Starkes Teil, die Debüt EP von Truth Club aus Raleigh, North Carolina. Indierock der alten Schule mit einem kleinen Spritzer Postcore, der seine Wurzeln klar in den 90ern und frühen 00ern hat. Etwa so als träfen die verschwurbelten Strukturen von Faraquet oder Medications auf die melodischen Slackerhymnen von Archers Of Loaf, Pavement oder frühen Modest Mouse. Aktuell könnte man es auch als eine geringfügig freundlicher klingende, weniger Noise-lastige Version von Pile beschreiben.

Erst Hype Machine. Jetzt The Quietus. Morgen 12XU?

Nee, keine Angst. So schnell geht eure least trusted voice in music nicht unter. Aber um mich herum sehe ich die halbwegs relevanten Blogs und Magazine in beunruhigend hoher Frequenz wegpurzeln. Vorbei sind die Zeiten, in denen es ein fließendes Spektrum gab. Von kleinen, werbefreien Liebhaberblogs wie diesem hier, in die eine gewisse Menge Geld reingesteckt wird ohne dass das Projekt jemals einen Pfennig abwirft. (Nein, ich beschwere mich nicht. Das hab ich selbst so gewählt.) Über mittelgroße Publikationen, die zumindest ihre Kosten decken und evtl einen Nebenverdienst darstellen – bis hin zu den großen (weniger als) 1%, die mindestens eine Person ernähren, manchmal auch mehrere in Voll- oder Teilzeit angestellte Autoren bezahlen können.

Alle drei Gattungen sehe ich derzeit als gefährdet an. Vor allem fällt mir auf, dass die Luft bei den mittelgroßen Projekten echt dünn wird.

Das Problem dahinter ist so alt wie das Web. Wir sind es schon lange nicht mehr gewohnt, für gute Dinge im Web Geld zu bezahlen.
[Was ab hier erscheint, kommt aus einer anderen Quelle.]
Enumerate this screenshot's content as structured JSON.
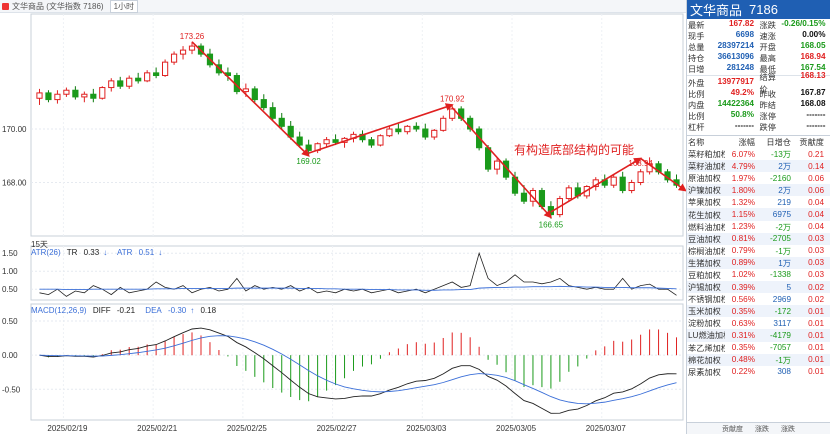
{
  "window": {
    "title": "文华商品 (文华指数 7186)",
    "period": "1小时",
    "period_count": "15天"
  },
  "chart_data": {
    "type": "candlestick",
    "x_ticks": [
      "2025/02/19",
      "2025/02/21",
      "2025/02/25",
      "2025/02/27",
      "2025/03/03",
      "2025/03/05",
      "2025/03/07"
    ],
    "y_ticks": [
      "170.00",
      "168.00"
    ],
    "ylim": [
      166.0,
      174.3
    ],
    "annotations": [
      "173.26",
      "169.02",
      "170.92",
      "166.65",
      "168.94"
    ],
    "note_text": "有构造底部结构的可能",
    "candles": [
      {
        "o": 171.15,
        "h": 171.5,
        "l": 170.9,
        "c": 171.35
      },
      {
        "o": 171.35,
        "h": 171.45,
        "l": 171.0,
        "c": 171.1
      },
      {
        "o": 171.1,
        "h": 171.45,
        "l": 170.95,
        "c": 171.3
      },
      {
        "o": 171.3,
        "h": 171.55,
        "l": 171.2,
        "c": 171.45
      },
      {
        "o": 171.45,
        "h": 171.6,
        "l": 171.1,
        "c": 171.2
      },
      {
        "o": 171.2,
        "h": 171.4,
        "l": 171.0,
        "c": 171.3
      },
      {
        "o": 171.3,
        "h": 171.5,
        "l": 171.0,
        "c": 171.15
      },
      {
        "o": 171.15,
        "h": 171.6,
        "l": 171.1,
        "c": 171.55
      },
      {
        "o": 171.55,
        "h": 171.9,
        "l": 171.4,
        "c": 171.8
      },
      {
        "o": 171.8,
        "h": 171.95,
        "l": 171.5,
        "c": 171.6
      },
      {
        "o": 171.6,
        "h": 172.0,
        "l": 171.5,
        "c": 171.9
      },
      {
        "o": 171.9,
        "h": 172.1,
        "l": 171.7,
        "c": 171.8
      },
      {
        "o": 171.8,
        "h": 172.2,
        "l": 171.75,
        "c": 172.1
      },
      {
        "o": 172.1,
        "h": 172.3,
        "l": 171.9,
        "c": 172.0
      },
      {
        "o": 172.0,
        "h": 172.6,
        "l": 171.95,
        "c": 172.5
      },
      {
        "o": 172.5,
        "h": 172.9,
        "l": 172.4,
        "c": 172.8
      },
      {
        "o": 172.8,
        "h": 173.1,
        "l": 172.6,
        "c": 172.95
      },
      {
        "o": 172.95,
        "h": 173.26,
        "l": 172.8,
        "c": 173.1
      },
      {
        "o": 173.1,
        "h": 173.2,
        "l": 172.7,
        "c": 172.8
      },
      {
        "o": 172.8,
        "h": 173.0,
        "l": 172.3,
        "c": 172.4
      },
      {
        "o": 172.4,
        "h": 172.6,
        "l": 172.0,
        "c": 172.1
      },
      {
        "o": 172.1,
        "h": 172.3,
        "l": 171.8,
        "c": 172.0
      },
      {
        "o": 172.0,
        "h": 172.1,
        "l": 171.3,
        "c": 171.4
      },
      {
        "o": 171.4,
        "h": 171.7,
        "l": 171.2,
        "c": 171.5
      },
      {
        "o": 171.5,
        "h": 171.6,
        "l": 171.0,
        "c": 171.1
      },
      {
        "o": 171.1,
        "h": 171.3,
        "l": 170.7,
        "c": 170.8
      },
      {
        "o": 170.8,
        "h": 171.0,
        "l": 170.3,
        "c": 170.4
      },
      {
        "o": 170.4,
        "h": 170.6,
        "l": 170.0,
        "c": 170.1
      },
      {
        "o": 170.1,
        "h": 170.3,
        "l": 169.6,
        "c": 169.7
      },
      {
        "o": 169.7,
        "h": 169.9,
        "l": 169.3,
        "c": 169.4
      },
      {
        "o": 169.4,
        "h": 169.6,
        "l": 169.02,
        "c": 169.2
      },
      {
        "o": 169.2,
        "h": 169.5,
        "l": 169.1,
        "c": 169.45
      },
      {
        "o": 169.45,
        "h": 169.7,
        "l": 169.3,
        "c": 169.6
      },
      {
        "o": 169.6,
        "h": 169.8,
        "l": 169.4,
        "c": 169.5
      },
      {
        "o": 169.5,
        "h": 169.7,
        "l": 169.3,
        "c": 169.65
      },
      {
        "o": 169.65,
        "h": 169.9,
        "l": 169.5,
        "c": 169.8
      },
      {
        "o": 169.8,
        "h": 169.95,
        "l": 169.5,
        "c": 169.6
      },
      {
        "o": 169.6,
        "h": 169.7,
        "l": 169.3,
        "c": 169.4
      },
      {
        "o": 169.4,
        "h": 169.8,
        "l": 169.35,
        "c": 169.75
      },
      {
        "o": 169.75,
        "h": 170.1,
        "l": 169.7,
        "c": 170.0
      },
      {
        "o": 170.0,
        "h": 170.2,
        "l": 169.8,
        "c": 169.9
      },
      {
        "o": 169.9,
        "h": 170.15,
        "l": 169.8,
        "c": 170.1
      },
      {
        "o": 170.1,
        "h": 170.25,
        "l": 169.9,
        "c": 170.0
      },
      {
        "o": 170.0,
        "h": 170.2,
        "l": 169.6,
        "c": 169.7
      },
      {
        "o": 169.7,
        "h": 170.0,
        "l": 169.6,
        "c": 169.95
      },
      {
        "o": 169.95,
        "h": 170.5,
        "l": 169.9,
        "c": 170.4
      },
      {
        "o": 170.4,
        "h": 170.92,
        "l": 170.3,
        "c": 170.75
      },
      {
        "o": 170.75,
        "h": 170.85,
        "l": 170.3,
        "c": 170.4
      },
      {
        "o": 170.4,
        "h": 170.5,
        "l": 169.9,
        "c": 170.0
      },
      {
        "o": 170.0,
        "h": 170.1,
        "l": 169.2,
        "c": 169.3
      },
      {
        "o": 169.3,
        "h": 169.4,
        "l": 168.4,
        "c": 168.5
      },
      {
        "o": 168.5,
        "h": 168.9,
        "l": 168.3,
        "c": 168.8
      },
      {
        "o": 168.8,
        "h": 168.9,
        "l": 168.1,
        "c": 168.2
      },
      {
        "o": 168.2,
        "h": 168.4,
        "l": 167.5,
        "c": 167.6
      },
      {
        "o": 167.6,
        "h": 167.9,
        "l": 167.2,
        "c": 167.3
      },
      {
        "o": 167.3,
        "h": 167.8,
        "l": 167.1,
        "c": 167.7
      },
      {
        "o": 167.7,
        "h": 167.8,
        "l": 167.0,
        "c": 167.1
      },
      {
        "o": 167.1,
        "h": 167.3,
        "l": 166.65,
        "c": 166.8
      },
      {
        "o": 166.8,
        "h": 167.5,
        "l": 166.7,
        "c": 167.4
      },
      {
        "o": 167.4,
        "h": 167.9,
        "l": 167.3,
        "c": 167.8
      },
      {
        "o": 167.8,
        "h": 168.0,
        "l": 167.4,
        "c": 167.5
      },
      {
        "o": 167.5,
        "h": 167.9,
        "l": 167.4,
        "c": 167.85
      },
      {
        "o": 167.85,
        "h": 168.2,
        "l": 167.7,
        "c": 168.1
      },
      {
        "o": 168.1,
        "h": 168.3,
        "l": 167.8,
        "c": 167.9
      },
      {
        "o": 167.9,
        "h": 168.3,
        "l": 167.8,
        "c": 168.2
      },
      {
        "o": 168.2,
        "h": 168.4,
        "l": 167.6,
        "c": 167.7
      },
      {
        "o": 167.7,
        "h": 168.1,
        "l": 167.6,
        "c": 168.0
      },
      {
        "o": 168.0,
        "h": 168.5,
        "l": 167.9,
        "c": 168.4
      },
      {
        "o": 168.4,
        "h": 168.94,
        "l": 168.3,
        "c": 168.7
      },
      {
        "o": 168.7,
        "h": 168.8,
        "l": 168.3,
        "c": 168.4
      },
      {
        "o": 168.4,
        "h": 168.5,
        "l": 168.0,
        "c": 168.1
      },
      {
        "o": 168.1,
        "h": 168.3,
        "l": 167.8,
        "c": 167.9
      }
    ],
    "trend_lines": [
      {
        "from": [
          17,
          173.26
        ],
        "to": [
          30,
          169.0
        ]
      },
      {
        "from": [
          30,
          169.1
        ],
        "to": [
          46,
          170.9
        ]
      },
      {
        "from": [
          46,
          170.8
        ],
        "to": [
          57,
          166.7
        ]
      },
      {
        "from": [
          57,
          166.9
        ],
        "to": [
          67,
          168.9
        ]
      },
      {
        "from": [
          67,
          168.9
        ],
        "to": [
          72,
          167.7
        ]
      }
    ],
    "atr": {
      "legend": "ATR(26)",
      "tr_label": "TR",
      "tr_value": "0.33",
      "atr_label": "ATR",
      "atr_value": "0.51",
      "y_ticks": [
        "1.50",
        "1.00",
        "0.50"
      ],
      "ylim": [
        0.2,
        1.7
      ],
      "tr": [
        0.4,
        0.35,
        0.5,
        0.3,
        0.45,
        0.4,
        0.6,
        0.5,
        0.35,
        0.55,
        0.4,
        0.45,
        0.5,
        0.7,
        0.55,
        0.5,
        0.6,
        0.4,
        0.5,
        0.55,
        0.45,
        0.5,
        0.8,
        0.45,
        0.6,
        0.5,
        0.55,
        0.5,
        0.6,
        0.45,
        0.55,
        0.4,
        0.45,
        0.4,
        0.5,
        0.45,
        0.5,
        0.4,
        0.45,
        0.5,
        0.4,
        0.45,
        0.5,
        0.4,
        0.5,
        0.6,
        0.7,
        0.55,
        0.6,
        1.5,
        0.8,
        0.6,
        0.7,
        0.9,
        0.7,
        0.7,
        0.65,
        0.7,
        0.8,
        0.6,
        0.55,
        0.5,
        0.55,
        0.5,
        0.5,
        0.8,
        0.5,
        0.6,
        0.64,
        0.5,
        0.5,
        0.33
      ],
      "atr": [
        0.5,
        0.5,
        0.5,
        0.49,
        0.49,
        0.49,
        0.5,
        0.5,
        0.5,
        0.5,
        0.5,
        0.5,
        0.5,
        0.51,
        0.51,
        0.51,
        0.52,
        0.52,
        0.52,
        0.52,
        0.52,
        0.52,
        0.53,
        0.53,
        0.53,
        0.53,
        0.53,
        0.53,
        0.53,
        0.52,
        0.52,
        0.52,
        0.51,
        0.51,
        0.5,
        0.5,
        0.5,
        0.49,
        0.49,
        0.49,
        0.48,
        0.48,
        0.48,
        0.47,
        0.47,
        0.48,
        0.48,
        0.49,
        0.49,
        0.53,
        0.54,
        0.55,
        0.55,
        0.56,
        0.56,
        0.57,
        0.57,
        0.57,
        0.58,
        0.57,
        0.57,
        0.56,
        0.56,
        0.55,
        0.55,
        0.55,
        0.54,
        0.54,
        0.54,
        0.53,
        0.52,
        0.51
      ]
    },
    "macd": {
      "legend": "MACD(12,26,9)",
      "diff_label": "DIFF",
      "diff_value": "-0.21",
      "dea_label": "DEA",
      "dea_value": "-0.30",
      "macd_value": "0.18",
      "y_ticks": [
        "0.50",
        "0.00",
        "-0.50"
      ],
      "ylim": [
        -0.95,
        0.75
      ]
    }
  },
  "quote": {
    "name": "文华商品",
    "code": "7186",
    "rows": [
      [
        {
          "label": "最新",
          "value": "167.82",
          "cls": "red"
        },
        {
          "label": "涨跌",
          "value": "-0.26/0.15%",
          "cls": "green"
        }
      ],
      [
        {
          "label": "现手",
          "value": "6698",
          "cls": "blue"
        },
        {
          "label": "速涨",
          "value": "0.00%",
          "cls": "dark"
        }
      ],
      [
        {
          "label": "总量",
          "value": "28397214",
          "cls": "blue"
        },
        {
          "label": "开盘",
          "value": "168.05",
          "cls": "green"
        }
      ],
      [
        {
          "label": "持仓",
          "value": "36613096",
          "cls": "blue"
        },
        {
          "label": "最高",
          "value": "168.94",
          "cls": "red"
        }
      ],
      [
        {
          "label": "日增",
          "value": "281248",
          "cls": "blue"
        },
        {
          "label": "最低",
          "value": "167.54",
          "cls": "green"
        }
      ],
      [
        {
          "label": "外盘",
          "value": "13977917",
          "cls": "red"
        },
        {
          "label": "结算价",
          "value": "168.13",
          "cls": "red"
        }
      ],
      [
        {
          "label": "比例",
          "value": "49.2%",
          "cls": "red"
        },
        {
          "label": "昨收",
          "value": "167.87",
          "cls": "dark"
        }
      ],
      [
        {
          "label": "内盘",
          "value": "14422364",
          "cls": "green"
        },
        {
          "label": "昨结",
          "value": "168.08",
          "cls": "dark"
        }
      ],
      [
        {
          "label": "比例",
          "value": "50.8%",
          "cls": "green"
        },
        {
          "label": "涨停",
          "value": "-------",
          "cls": "dark"
        }
      ],
      [
        {
          "label": "杠杆",
          "value": "-------",
          "cls": "dark"
        },
        {
          "label": "跌停",
          "value": "-------",
          "cls": "dark"
        }
      ]
    ]
  },
  "components": {
    "headers": {
      "name": "名称",
      "chg": "涨幅",
      "day": "日增仓",
      "contrib": "贡献度"
    },
    "rows": [
      {
        "name": "菜籽粕加权",
        "chg": "6.07%",
        "chg_cls": "red",
        "day": "-13万",
        "day_cls": "green",
        "contrib": "0.21",
        "contrib_cls": "red"
      },
      {
        "name": "菜籽油加权",
        "chg": "4.79%",
        "chg_cls": "red",
        "day": "2万",
        "day_cls": "blue",
        "contrib": "0.14",
        "contrib_cls": "red"
      },
      {
        "name": "原油加权",
        "chg": "1.97%",
        "chg_cls": "red",
        "day": "-2160",
        "day_cls": "green",
        "contrib": "0.06",
        "contrib_cls": "red"
      },
      {
        "name": "沪镍加权",
        "chg": "1.80%",
        "chg_cls": "red",
        "day": "2万",
        "day_cls": "blue",
        "contrib": "0.06",
        "contrib_cls": "red"
      },
      {
        "name": "苹果加权",
        "chg": "1.32%",
        "chg_cls": "red",
        "day": "219",
        "day_cls": "blue",
        "contrib": "0.04",
        "contrib_cls": "red"
      },
      {
        "name": "花生加权",
        "chg": "1.15%",
        "chg_cls": "red",
        "day": "6975",
        "day_cls": "blue",
        "contrib": "0.04",
        "contrib_cls": "red"
      },
      {
        "name": "燃料油加权",
        "chg": "1.23%",
        "chg_cls": "red",
        "day": "-2万",
        "day_cls": "green",
        "contrib": "0.04",
        "contrib_cls": "red"
      },
      {
        "name": "豆油加权",
        "chg": "0.81%",
        "chg_cls": "red",
        "day": "-2705",
        "day_cls": "green",
        "contrib": "0.03",
        "contrib_cls": "red"
      },
      {
        "name": "棕榈油加权",
        "chg": "0.79%",
        "chg_cls": "red",
        "day": "-1万",
        "day_cls": "green",
        "contrib": "0.03",
        "contrib_cls": "red"
      },
      {
        "name": "生猪加权",
        "chg": "0.89%",
        "chg_cls": "red",
        "day": "1万",
        "day_cls": "blue",
        "contrib": "0.03",
        "contrib_cls": "red"
      },
      {
        "name": "豆粕加权",
        "chg": "1.02%",
        "chg_cls": "red",
        "day": "-1338",
        "day_cls": "green",
        "contrib": "0.03",
        "contrib_cls": "red"
      },
      {
        "name": "沪锡加权",
        "chg": "0.39%",
        "chg_cls": "red",
        "day": "5",
        "day_cls": "blue",
        "contrib": "0.02",
        "contrib_cls": "red"
      },
      {
        "name": "不锈钢加权",
        "chg": "0.56%",
        "chg_cls": "red",
        "day": "2969",
        "day_cls": "blue",
        "contrib": "0.02",
        "contrib_cls": "red"
      },
      {
        "name": "玉米加权",
        "chg": "0.35%",
        "chg_cls": "red",
        "day": "-172",
        "day_cls": "green",
        "contrib": "0.01",
        "contrib_cls": "red"
      },
      {
        "name": "淀粉加权",
        "chg": "0.63%",
        "chg_cls": "red",
        "day": "3117",
        "day_cls": "blue",
        "contrib": "0.01",
        "contrib_cls": "red"
      },
      {
        "name": "LU燃油加权",
        "chg": "0.31%",
        "chg_cls": "red",
        "day": "-4179",
        "day_cls": "green",
        "contrib": "0.01",
        "contrib_cls": "red"
      },
      {
        "name": "苯乙烯加权",
        "chg": "0.35%",
        "chg_cls": "red",
        "day": "-7057",
        "day_cls": "green",
        "contrib": "0.01",
        "contrib_cls": "red"
      },
      {
        "name": "棉花加权",
        "chg": "0.48%",
        "chg_cls": "red",
        "day": "-1万",
        "day_cls": "green",
        "contrib": "0.01",
        "contrib_cls": "red"
      },
      {
        "name": "尿素加权",
        "chg": "0.22%",
        "chg_cls": "red",
        "day": "308",
        "day_cls": "blue",
        "contrib": "0.01",
        "contrib_cls": "red"
      }
    ]
  },
  "footer": {
    "tabs": [
      "贡献度",
      "涨跌",
      "涨跌"
    ]
  }
}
Man kann es sich ja nicht mal aussuchen. Ob Facebook, Google, Youtube oder Soundcloud (Bandcamp ist da mal eine lobenswerte Ausnahme…): Alle diese Projekte konnten ihre Marktdominanz nur erreichen, weil sie unentgeltlich (keineswegs kostenlos) zu benutzen sind. Einen bezahlten Dienst anzubieten ist gar keine Option. Man wird immer gegen den Konkurrenten verlieren, der sich durch Werbung oder durch Sammlung und Verkauf von Nutzerdaten finanziert.

Von Anfang an waren also alle größeren Web-Projekte auf die Finanzierung durch Werbung angewiesen. Ich könnte endlos darüber kotzen, aber das ist die traurige Wahrheit. Und zumindest für ein paar wenige Player hat das Modell funktioniert. Der Haken ist nämlich: von einem kleinen Goldrausch um die erste Dotcom-Blase abgesehen, wirft Werbung gar nicht so viel Profit ab. Man musste als Blog oder Zine auch früher schon eine wuchtige Masse an Lesern erreichen, um davon ernsthaft Gehälter zahlen zu können. Pitchfork kann das. Die digitalen Überbleibsel der alten Musikpresse auch – mit einem brutal geschrumpften Gesamtbudget. Hype Machine und The Quietus dürften da ein ziemlicher Grenzfall sein, aber auch die konnten sich lange Zeit über Wasser halten.

Und jetzt hat’s geknallt. Der digitale Anzeigenmarkt konzentriert sich mehr als je zuvor auf die beiden Web-Giganten Facebook und Google. Die beiden Unternehmen haben einfach die effektivsten Tricks und Methoden, ihre User zum Klick auf eine Anzeige zu manipulieren. Deshalb können sie auch noch vergleichsweise stolze Geldbeträge für ihre Dienstleistungen verlangen. Der Rest des Marktes ist praktisch weggebrochen. Bis zu 90% der Werbeeinnahmen sind vielen mittelgroßen Publikationen verloren gegangen. Und die großen? Vermutlich sind die auch betroffen. Der Verkauf von Pitchfork an Conde Nast ist in diesem Licht vielleicht verständlicher. Die Verantwortlichen haben womöglich schon geahnt, dass ihre Bude langfristig untergeht. Also besser den Krempel verkaufen, so lange er noch etwas wert ist. Für das Mittelfeld stellt sich jetzt die Frage: Auf volle Kanne Ausverkauf setzen? Den Laden dicht machen? Oder die Operation auf ein wirtschaftliches Minimum herunterfahren und auf Finanzierung durch Spenden hoffen? Das perverse an der Situation: Gerade Facebook hat seinen Erfolg überwiegend auf dem Content (argh! Jetzt hab ich das Wort gesagt…) von Fremdpublikationen gebaut.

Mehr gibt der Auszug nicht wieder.